Prinzipielle Undeutlichkeit in der Parapsychologie

Ein weiteres Gebiet der Wissenschaft, deren Erkenntnisse viele Esoteriker mit Aufmerksamkeit verfolgen, ist die Parapsychologie. Die Theorien dieser Wissenschaft liegen heute nicht weit entfernt von derjenigen der Quantenphysik,2 und für spirituell eingestellte Menschen sind die wissenschaftlichen Abhandlungen dieses Forschungsgebietes meist sehr spröde und unverdauliche Lektüre. Als eine gesicherte Erkenntnis nach etlichen Jahrzehnten der Forschung und des Experimentierens in diesem Grenzbereich zwischen Psychologie und Physik bzw. Geist und Materie gilt: Paraphänomene wie Spuk und Psychokinese – dazu gehört z.B. auch die aus der Religionsgeschichte bekannte Levitation – sind nicht hundertprozentig objektiv aufzeichenbar. Zwar gibt es diese Phä­nomene, und auch keiner der damit befassten Wissenschaftler bezweifelt deren Existenz. Doch sind diese nur subjektiv zweifelsfrei erfahrbar. Das aus Versuchspersonen, wissenschaftlichen Beobachtern und präzisen Laborbedingungen zusammengesetzte System verhindert eine objektive Aufzeichnung. Wenn starre »objektive« Kontroll- und Aufzeichnungsmöglichkeiten hergestellt werden, weigert sich das System, Paraphänomene zu produzieren. Wenn aber unwissentlich eine Aufzeichnung blockiert wird – weil z.B. ein Schalter versehentlich nicht gedrückt wurde – treten mit einer gewissen Wahrscheinlichkeit Phänomene (z.B. Levitation) auf.3 In einer den PSI-Phänomenen gewidmeten Fernsehsendung erklärte der Freiburger Physiker und Parapsychologe Walter von Lucadou:4

“Diese paranormalen Phänomene haben die Eigenschaft, dass man sie nicht gezielt erzeugen kann. Man kann es sogar so ausdrücken: sie haben die Eigenschaft, dass immer dann, wenn sie etwas Bestimmtes hervorbringen sollen, dass sie dann gerade nicht funktionieren.”
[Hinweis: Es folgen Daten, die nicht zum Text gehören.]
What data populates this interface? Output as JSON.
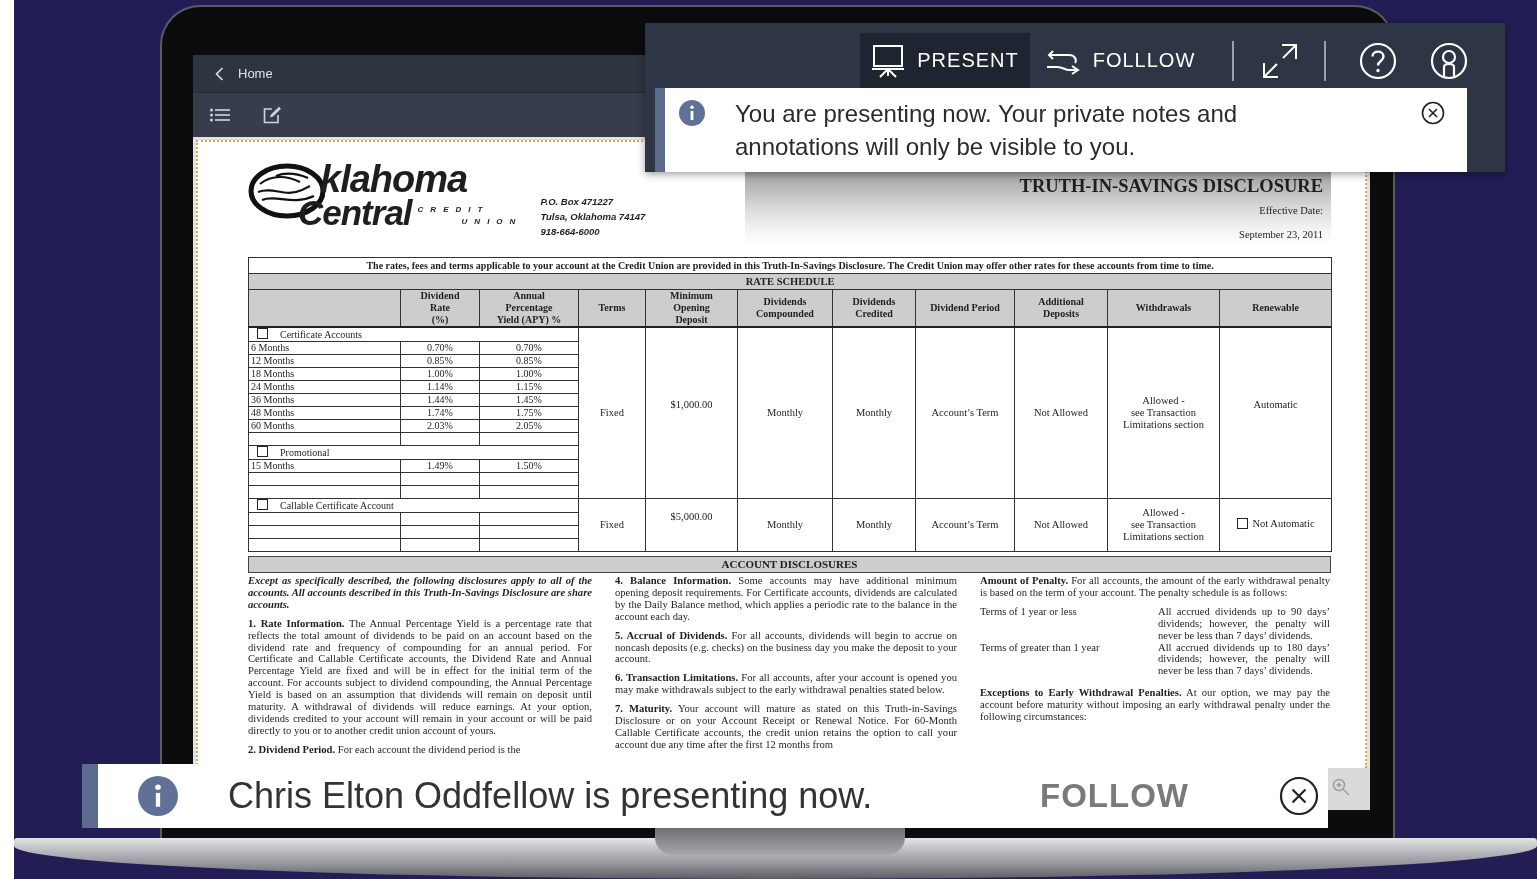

Das Gelingen oder Misslingen von wissenschaftlich verwertbaren Aufzeichnungen von Para-Phänomenen hängt auch nicht von der psychischen Befindlichkeit der beteiligten Personen ab. Es genügt, dass man z.B. ein Telekinese-Ereignis wie den Spuk mit einer Kamera objektiv aufzeichnen kann, um die tatsächliche scharfe Aufzeichnung unmöglich zu machen.

“Hätte er [der Forscher] die Beobachtung ein bisschen eingeschränkt und nicht mit einer fokussierten Kamera draufgeschaut, sondern das ein bisschen lockerer gemacht, dann wäre es wirklich möglich gewesen, den Spuk vielleicht zu beobachten. [Interviewer: Also unscharf stellen?] Unscharf stellen.”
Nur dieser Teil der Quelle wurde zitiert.